Estados Unidos intervieram diversas vezes no Haiti e, em cada uma delas, deixaram o país ainda mais mergulhado no caos.
O Haiti vive hoje uma grave crise. De acordo com a ONU, mais de 80% do território da capital, Porto Príncipe, está controlado por gangues. Rapidamente, a palavra intervenção volta a ser falada – mas seria essa a solução?
O que o país vive hoje é uma escalada de uma crise que se acentuou após o terremoto de 2010, mas a instabilidade vem desde a independência, em 1804. Na época, a revolução da população escravizada foi duramente atacada por outros países, e o reconhecimento da independência só veio com o pagamento de uma multa aos franceses que deixou o Haiti em estado de eterna dívida.
O país também passou por uma série de intervenções estadunidenses no último século. Entre 1915 e 1934, o Haiti foi ocupado pelos Estados Unidos, um momento importante para entender a realidade atual, segundo Pedro Paiva, Brasil de Fato.

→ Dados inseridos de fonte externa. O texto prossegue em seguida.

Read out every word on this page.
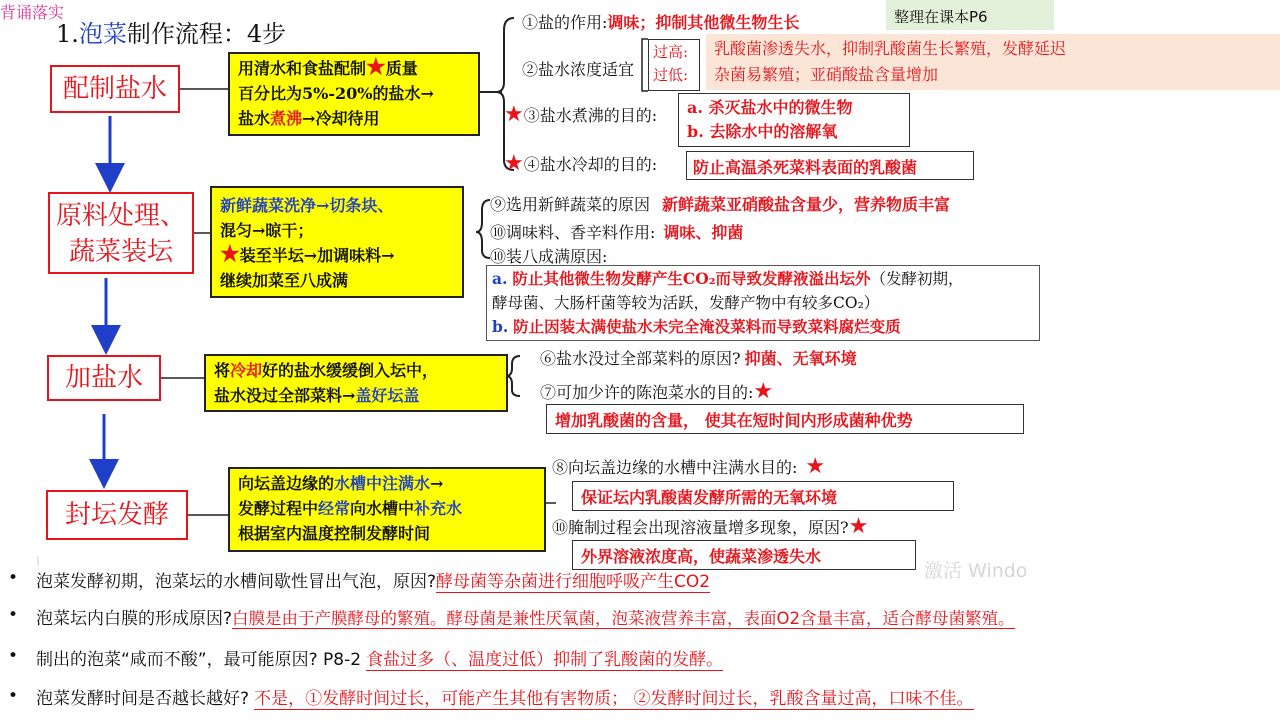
背诵落实
1.泡菜制作流程：4步
整理在课本P6
配制盐水
原料处理、
蔬菜装坛
加盐水
封坛发酵
用清水和食盐配制★质量
百分比为5%-20%的盐水→
盐水煮沸→冷却待用
新鲜蔬菜洗净→切条块、
混匀→晾干；
★装至半坛→加调味料→
继续加菜至八成满
将冷却好的盐水缓缓倒入坛中，
盐水没过全部菜料→盖好坛盖
向坛盖边缘的水槽中注满水→
发酵过程中经常向水槽中补充水
根据室内温度控制发酵时间
①盐的作用:调味；抑制其他微生物生长
②盐水浓度适宜
过高:
过低:
乳酸菌渗透失水，抑制乳酸菌生长繁殖，发酵延迟
杂菌易繁殖；亚硝酸盐含量增加
★③盐水煮沸的目的: a. 杀灭盐水中的微生物
b. 去除水中的溶解氧
★④盐水冷却的目的:	防止高温杀死菜料表面的乳酸菌
⑨选用新鲜蔬菜的原因 新鲜蔬菜亚硝酸盐含量少，营养物质丰富
⑩调味料、香辛料作用: 调味、抑菌
⑩装八成满原因:
a. 防止其他微生物发酵产生CO₂而导致发酵液溢出坛外（发酵初期，
酵母菌、大肠杆菌等较为活跃，发酵产物中有较多CO₂）
b. 防止因装太满使盐水未完全淹没菜料而导致菜料腐烂变质
⑥盐水没过全部菜料的原因? 抑菌、无氧环境
⑦可加少许的陈泡菜水的目的:★
增加乳酸菌的含量， 使其在短时间内形成菌种优势
⑧向坛盖边缘的水槽中注满水目的: ★
保证坛内乳酸菌发酵所需的无氧环境
⑩腌制过程会出现溶液量增多现象，原因?★
外界溶液浓度高，使蔬菜渗透失水
激活 Windo
• 泡菜发酵初期，泡菜坛的水槽间歇性冒出气泡，原因?酵母菌等杂菌进行细胞呼吸产生CO2
• 泡菜坛内白膜的形成原因?白膜是由于产膜酵母的繁殖。酵母菌是兼性厌氧菌，泡菜液营养丰富，表面O2含量丰富，适合酵母菌繁殖。
• 制出的泡菜“咸而不酸”，最可能原因? P8-2 食盐过多（、温度过低）抑制了乳酸菌的发酵。
• 泡菜发酵时间是否越长越好? 不是，①发酵时间过长，可能产生其他有害物质； ②发酵时间过长，乳酸含量过高，口味不佳。
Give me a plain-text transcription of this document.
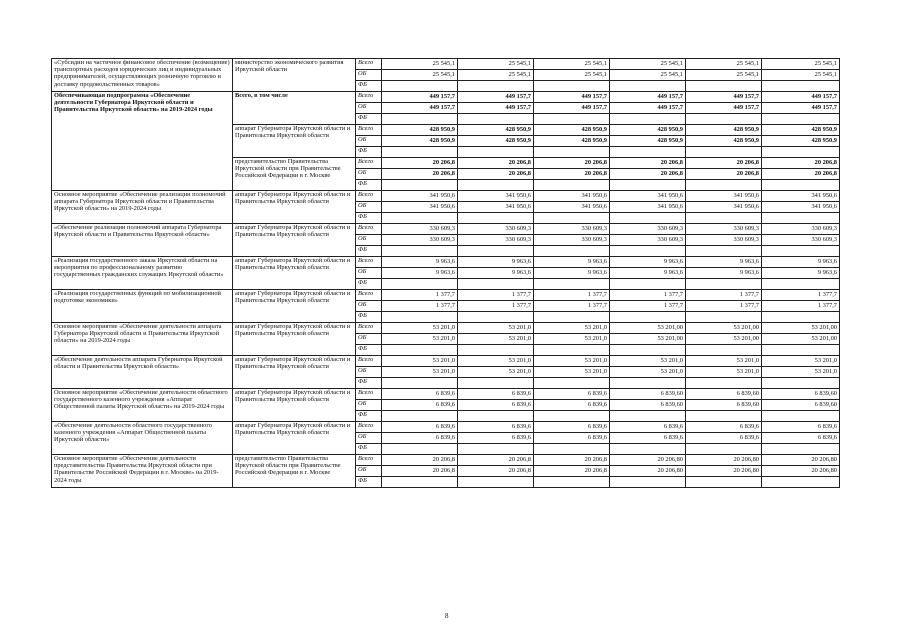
«Субсидии на частичное финансовое обеспечение (возмещение) транспортных расходов юридических лиц и индивидуальных предпринимателей, осуществляющих розничную торговлю и доставку продовольственных товаров»	министерство экономического развития Иркутской области	Всего	25 545,1	25 545,1	25 545,1	25 545,1	25 545,1	25 545,1
		ОБ	25 545,1	25 545,1	25 545,1	25 545,1	25 545,1	25 545,1
		ФБ						
Обеспечивающая подпрограмма «Обеспечение деятельности Губернатора Иркутской области и Правительства Иркутской области» на 2019-2024 годы	Всего, в том числе	Всего	449 157,7	449 157,7	449 157,7	449 157,7	449 157,7	449 157,7
		ОБ	449 157,7	449 157,7	449 157,7	449 157,7	449 157,7	449 157,7
		ФБ						
	аппарат Губернатора Иркутской области и Правительства Иркутской области	Всего	428 950,9	428 950,9	428 950,9	428 950,9	428 950,9	428 950,9
		ОБ	428 950,9	428 950,9	428 950,9	428 950,9	428 950,9	428 950,9
		ФБ						
	представительство Правительства Иркутской области при Правительстве Российской Федерации в г. Москве	Всего	20 206,8	20 206,8	20 206,8	20 206,8	20 206,8	20 206,8
		ОБ	20 206,8	20 206,8	20 206,8	20 206,8	20 206,8	20 206,8
		ФБ						
Основное мероприятие «Обеспечение реализации полномочий аппарата Губернатора Иркутской области и Правительства Иркутской области» на 2019-2024 годы	аппарат Губернатора Иркутской области и Правительства Иркутской области	Всего	341 950,6	341 950,6	341 950,6	341 950,6	341 950,6	341 950,6
		ОБ	341 950,6	341 950,6	341 950,6	341 950,6	341 950,6	341 950,6
		ФБ						
«Обеспечение реализации полномочий аппарата Губернатора Иркутской области и Правительства Иркутской области»	аппарат Губернатора Иркутской области и Правительства Иркутской области	Всего	330 609,3	330 609,3	330 609,3	330 609,3	330 609,3	330 609,3
		ОБ	330 609,3	330 609,3	330 609,3	330 609,3	330 609,3	330 609,3
		ФБ						
«Реализация государственного заказа Иркутской области на мероприятия по профессиональному развитию государственных гражданских служащих Иркутской области»	аппарат Губернатора Иркутской области и Правительства Иркутской области	Всего	9 963,6	9 963,6	9 963,6	9 963,6	9 963,6	9 963,6
		ОБ	9 963,6	9 963,6	9 963,6	9 963,6	9 963,6	9 963,6
		ФБ						
«Реализация государственных функций по мобилизационной подготовке экономики»	аппарат Губернатора Иркутской области и Правительства Иркутской области	Всего	1 377,7	1 377,7	1 377,7	1 377,7	1 377,7	1 377,7
		ОБ	1 377,7	1 377,7	1 377,7	1 377,7	1 377,7	1 377,7
		ФБ						
Основное мероприятие «Обеспечение деятельности аппарата Губернатора Иркутской области и Правительства Иркутской области» на 2019-2024 годы	аппарат Губернатора Иркутской области и Правительства Иркутской области	Всего	53 201,0	53 201,0	53 201,0	53 201,00	53 201,00	53 201,00
		ОБ	53 201,0	53 201,0	53 201,0	53 201,00	53 201,00	53 201,00
		ФБ						
«Обеспечение деятельности аппарата Губернатора Иркутской области и Правительства Иркутской области»	аппарат Губернатора Иркутской области и Правительства Иркутской области	Всего	53 201,0	53 201,0	53 201,0	53 201,0	53 201,0	53 201,0
		ОБ	53 201,0	53 201,0	53 201,0	53 201,0	53 201,0	53 201,0
		ФБ						
Основное мероприятие «Обеспечение деятельности областного государственного казенного учреждения «Аппарат Общественной палаты Иркутской области» на 2019-2024 годы	аппарат Губернатора Иркутской области и Правительства Иркутской области	Всего	6 839,6	6 839,6	6 839,6	6 839,60	6 839,60	6 839,60
		ОБ	6 839,6	6 839,6	6 839,6	6 839,60	6 839,60	6 839,60
		ФБ						
«Обеспечение деятельности областного государственного казенного учреждения «Аппарат Общественной палаты Иркутской области»	аппарат Губернатора Иркутской области и Правительства Иркутской области	Всего	6 839,6	6 839,6	6 839,6	6 839,6	6 839,6	6 839,6
		ОБ	6 839,6	6 839,6	6 839,6	6 839,6	6 839,6	6 839,6
		ФБ						
Основное мероприятие «Обеспечение деятельности представительства Правительства Иркутской области при Правительстве Российской Федерации в г. Москве» на 2019-2024 годы	представительство Правительства Иркутской области при Правительстве Российской Федерации в г. Москве	Всего	20 206,8	20 206,8	20 206,8	20 206,80	20 206,80	20 206,80
		ОБ	20 206,8	20 206,8	20 206,8	20 206,80	20 206,80	20 206,80
		ФБ						
8
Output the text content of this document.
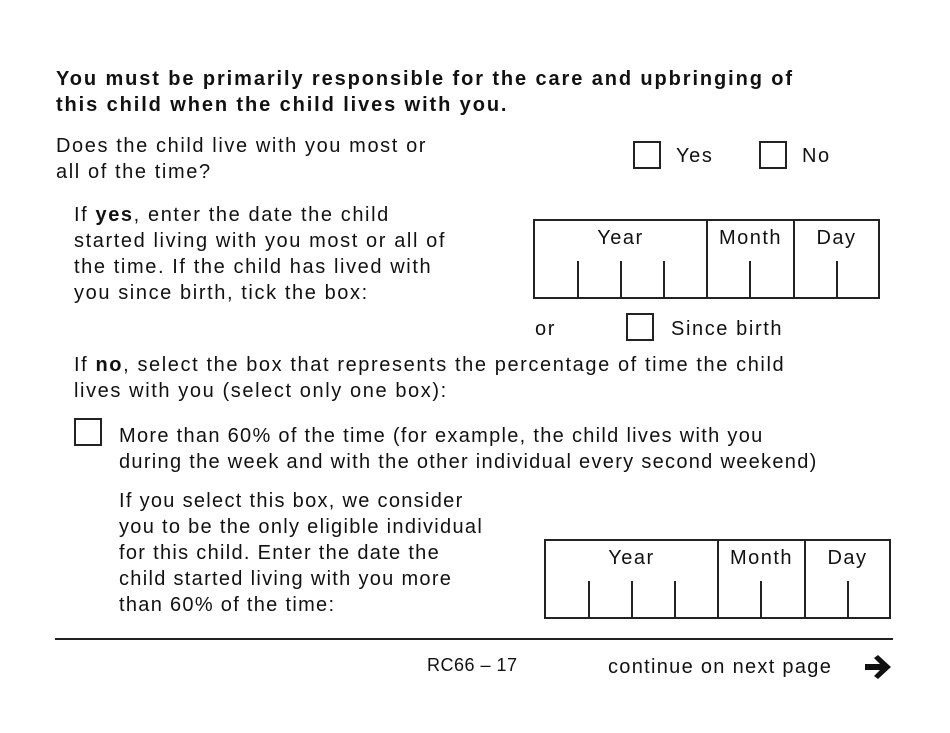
You must be primarily responsible for the care and upbringing of
this child when the child lives with you.
Does the child live with you most or
all of the time?
Yes	No
If yes, enter the date the child
started living with you most or all of
the time. If the child has lived with
you since birth, tick the box:
Year	Month	Day
or	Since birth
If no, select the box that represents the percentage of time the child
lives with you (select only one box):
More than 60% of the time (for example, the child lives with you
during the week and with the other individual every second weekend)
If you select this box, we consider
you to be the only eligible individual
for this child. Enter the date the
child started living with you more
than 60% of the time:
Year	Month	Day
RC66 – 17	continue on next page
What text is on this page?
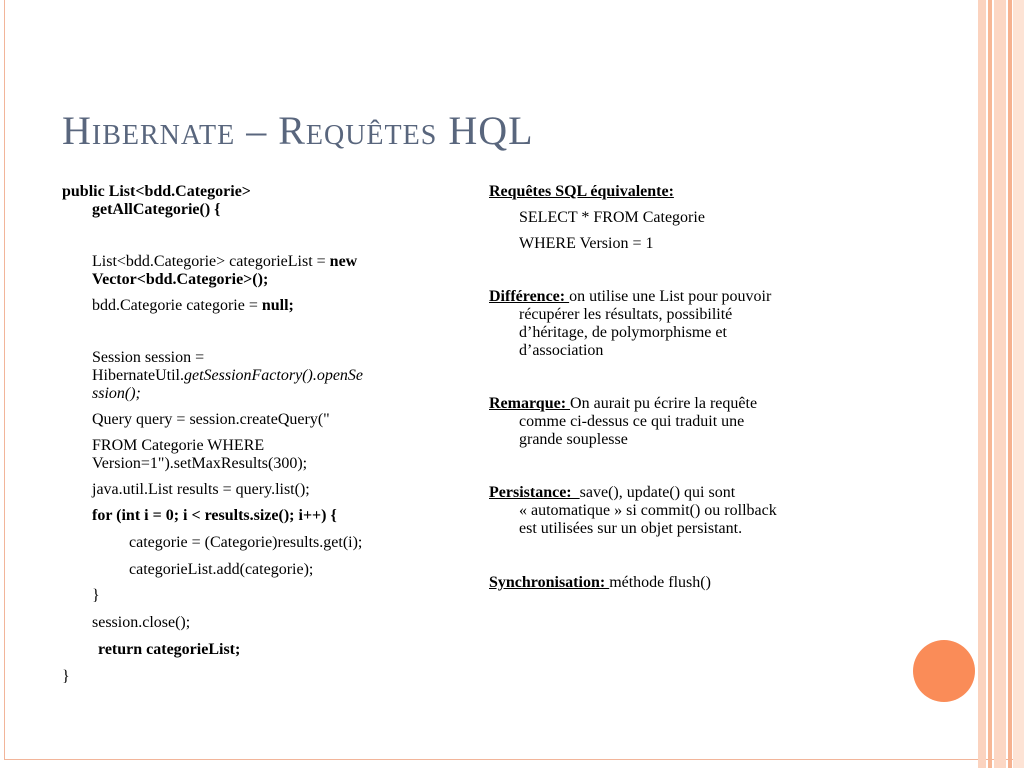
Hibernate – Requêtes HQL

public List<bdd.Categorie>
getAllCategorie() {

List<bdd.Categorie> categorieList = new
Vector<bdd.Categorie>();

bdd.Categorie categorie = null;

Session session =
HibernateUtil.getSessionFactory().openSe
ssion();

Query query = session.createQuery("

FROM Categorie WHERE
Version=1").setMaxResults(300);

java.util.List results = query.list();

for (int i = 0; i < results.size(); i++) {

categorie = (Categorie)results.get(i);

categorieList.add(categorie);

}

session.close();

return categorieList;

}

Requêtes SQL équivalente:

SELECT * FROM Categorie

WHERE Version = 1

Différence: on utilise une List pour pouvoir
récupérer les résultats, possibilité
d’héritage, de polymorphisme et
d’association

Remarque: On aurait pu écrire la requête
comme ci-dessus ce qui traduit une
grande souplesse

Persistance:  save(), update() qui sont
« automatique » si commit() ou rollback
est utilisées sur un objet persistant.

Synchronisation: méthode flush()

Uma intervenção que deixou marcas
“Mais do que qualquer coisa, os EUA treinaram um exército”, explicou o antropólogo Greg Beckett, da Western University, ao Brasil de Fato, “e treinaram um exército que só fez uma coisa na história haitiana, que foi atacar civis haitianos”.
Becket explica que “esse exército se tornou a base de apoio de governos autoritários durante o século 20 que os EUA apoiaram. Na era mais recente, depois da ditadura, os EUA intervieram no Haiti repetidas vezes, desde os anos 90. Intervieram politicamente. Seja via missões da ONU ou comandadas pelos EUA , entre outros tipos de intervenção. É bem nítido que essas intervenções foram pensadas para bloquear qualquer tipo de política progressista no Haiti.”
A intervenção do início do século 20 foi comandada sobretudo por estadunidenses sulistas, da região mais racista dos EUA. No Haiti, um país com uma população 95% negra, os estadunidenses deram mais poder aos cidadãos de pele clara, sobretudo imigrantes judeus e árabes. Hoje, eles são a elite econômica, e muitos nem sequer vivem no país.
Jean Eddy Saint Paul, haitiano e professor de sociologia do Brooklyn College, falou sobre essa divisão racial de classe no Haiti:
“Você pode ter pessoas no Haiti que têm um passaporte haitiano, que falam crioulo haitiano, que comem a comida típica haitiana etc… Mas na cabeça deles, eles nunca se consideraram haitianos. Porque eles veem o Haiti como um lugar para transações econômicas”, diz o professor.
Milícias armadas para sustentar o poder
Durante décadas, líderes políticos apoiados por essa elite econômica utilizaram milícias armadas para se manter no poder. Mais recentemente, após o terremoto de 2010, que devastou o país, os EUA pressionaram para que eleições fossem realizadas.
O candidato apoiado pela Casa Branca era Michel Joseph Martelly, um músico que usava o nome artístico de Sweet Micky. Ele tem ligações com o tráfico de drogas e anos antes tinha lançado uma música entitulado Bandi Légal (Banditismo Legal em tradução livre), uma espécie de símbolo do que aconteceu depois. Martelly presidiu o país entre 2011 e 2016.
“Ele dizia que seu governo era um ‘banditismo legal’”, conta Jean Eddy, “então ele foi muito instrumental em fundir o povo haitiano e a sociedade haitiana com esses grupos para quem ele dava armas e munições para que protegessem o seu poder”.
No contexto pós-terremoto, uma onda de corrupção também devastou o país, com uma disputa crescente entre grupos econômicos e políticos sobre quem iria gerir os fundos de apoio financeiro para a reconstrução do Haiti. Essa disputa deu ainda mais poder aos grupos armados.